Tennessee Stands, a political activist group based in Williamson County, filed a lawsuit against Williamson County Mayor Rogers Anderson on Monday, asking the court to rule the mayor’s mask mandate as void and unconstitutional and to restrain enforcement of the mandate.
“In light of the obvious issues and questions surrounding the constitutionality of these orders, Mayor Rogers Anderson still chose to execute a county-wide mask mandate,” a Tennessee Stands representative wrote on its Facebook page. “He has exceeded his authority as a county mayor extended to him by the people of Williamson County.”
The organization, led by Williamson County resident Gary Humble and others, also filed a lawsuit in August against Gov. Bill Lee concerning his executive orders, deeming his use of emergency powers as unconstitutional. The first lawsuit filed against the governor was dismissed by the court, but the organization also intervened in another similar lawsuit against the governor that is ongoing.
Additionally, Recall Williamson, a sister organization of Tennessee Stands run by many of the same people, filed a lawsuit against Williamson County Schools in September concerning the district’s on-campus mask requirement and amended it last month to include the Franklin Special School District.
History of county mask mandate
On July 3, Lee signed Executive Order 54, requiring county mayors to require cloth face coverings in public spaces where social distancing is not possible. He has continued to renew that order, and it now remains active through Dec. 29.
Per the governor’s order, Anderson declared a mask mandate in Williamson County effective from July 7 through Aug. 29. While the governor continued to allow county mayors to implement such a mandate, Anderson allowed the order to expire on Aug. 30 until he reinstated the mandate on Oct. 24, extending its effective date through Dec. 29.
Anderson said upon announcing the reinstatement that the issue of wearing masks has become “way too political,” in his opinion.
“No one likes the fact that it is necessary to reinstitute a mask mandate in our county. Unfortunately, the numbers can’t be ignored,” he said. “I appreciate the governor giving us the tools to address this issue without forcing a one-size-fits-all statewide order. I believe local government is best positioned to make these decisions, even when difficult. At the end of the day, I believe that this order is in the best interest of our community.”
Lawsuit targets delegation of power
Tennessee Stands takes issue with the delegated authority. On Nov. 2, the organization posted on social media asking for donations to file the lawsuit against Anderson. The $15,000 goal was funded in less than 24 hours.
In the complaint against the mayor filed at the Williamson County Chancery Court this week, the plaintiff (Tennessee Stands and its respective founders) quotes British author and theologian C. S. Lewis: “Of all tyrannies, a tyranny sincerely exercised for the good of its victims may be the most oppressive.” Lewis wrote this in the context of exploring the result of removing the objectives of justice and retribution when determining criminal punishment.

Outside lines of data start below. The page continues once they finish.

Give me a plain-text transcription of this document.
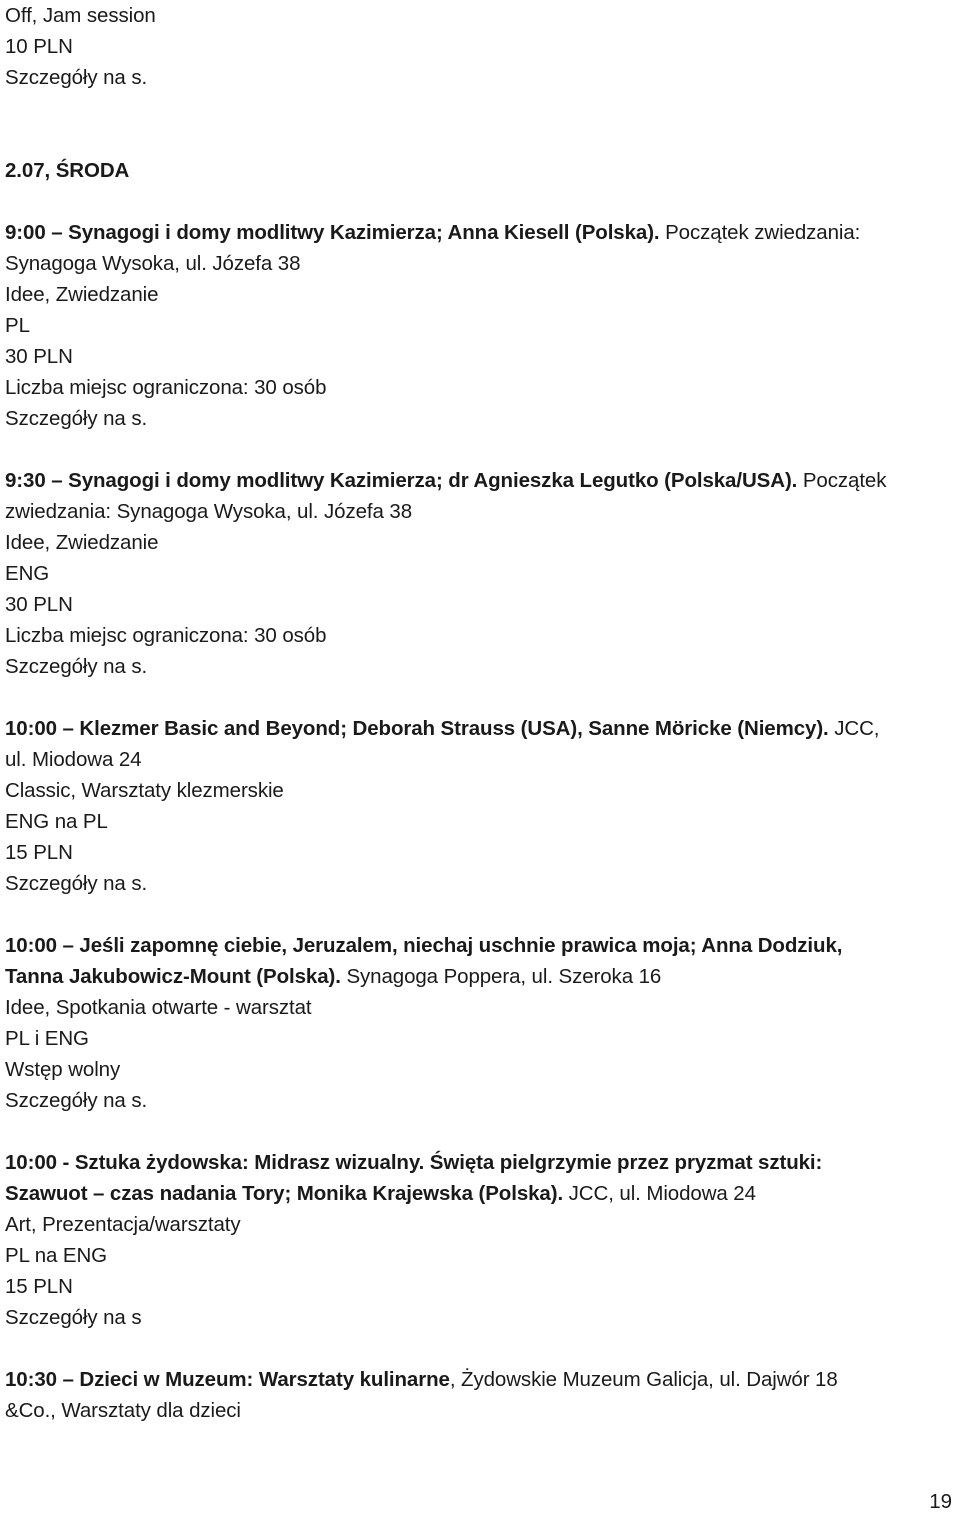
Off, Jam session
10 PLN
Szczegóły na s.
2.07, ŚRODA
9:00 – Synagogi i domy modlitwy Kazimierza; Anna Kiesell (Polska). Początek zwiedzania:
Synagoga Wysoka, ul. Józefa 38
Idee, Zwiedzanie
PL
30 PLN
Liczba miejsc ograniczona: 30 osób
Szczegóły na s.
9:30 – Synagogi i domy modlitwy Kazimierza; dr Agnieszka Legutko (Polska/USA). Początek
zwiedzania: Synagoga Wysoka, ul. Józefa 38
Idee, Zwiedzanie
ENG
30 PLN
Liczba miejsc ograniczona: 30 osób
Szczegóły na s.
10:00 – Klezmer Basic and Beyond; Deborah Strauss (USA), Sanne Möricke (Niemcy). JCC,
ul. Miodowa 24
Classic, Warsztaty klezmerskie
ENG na PL
15 PLN
Szczegóły na s.
10:00 – Jeśli zapomnę ciebie, Jeruzalem, niechaj uschnie prawica moja; Anna Dodziuk,
Tanna Jakubowicz-Mount (Polska). Synagoga Poppera, ul. Szeroka 16
Idee, Spotkania otwarte - warsztat
PL i ENG
Wstęp wolny
Szczegóły na s.
10:00 - Sztuka żydowska: Midrasz wizualny. Święta pielgrzymie przez pryzmat sztuki:
Szawuot – czas nadania Tory; Monika Krajewska (Polska). JCC, ul. Miodowa 24
Art, Prezentacja/warsztaty
PL na ENG
15 PLN
Szczegóły na s
10:30 – Dzieci w Muzeum: Warsztaty kulinarne, Żydowskie Muzeum Galicja, ul. Dajwór 18
&Co., Warsztaty dla dzieci
19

Tennessee Stands argues the mayor’s mandate is unconstitutional and should be considered void, and enforcement should be restrained. The complaint doesn’t so much attack the mayor as it does the governor, saying Lee does not have the power to grant county mayors authority because “the General Assembly did not grant to the governor the power, right or authority to further delegate to local public officials the broad powers conferred in (Tennessee Code Annotated Section 58-2-107).”
The section of TCA granting the governor emergency management power, including in cases of disease outbreaks and epidemics (per TCA 58-2-101), allows the governor to “assume direct operational control over all or any part of the emergency management functions within this state” and to “delegate emergency responsibilities to the officers and agencies of the state and of the political subdivisions thereof” as the governor deems necessary.
Tennessee Stands also claims the governor’s use of emergency powers is “in contravention” of the Constitution of the State of Tennessee, which in Section 2 of Article II outlines the separation of powers of the legislative, executive and judicial branches of state government.
The complaint then exhibits the stories of several Williamson County residents who believe they have suffered and continue to suffer “distinct, palpable and specialized injuries that are real and not speculative” — the owners of C. C. Styles salon and Ecco Salon in Franklin who believe they have suffered economic loss due to the mask mandate, the owner of Concordia Arts Academy in Thompson’s Station who believes she has experienced a “significant decline” in clientele due to the mandate and a resident who was asked to leave Planet Fitness due to the fact that he wasn’t wearing a mask and has “been unable to exercise his (paid-for) privileges for fear of criminal arrest and prosecution.”
The mayor’s office has not yet filed a response to the suit.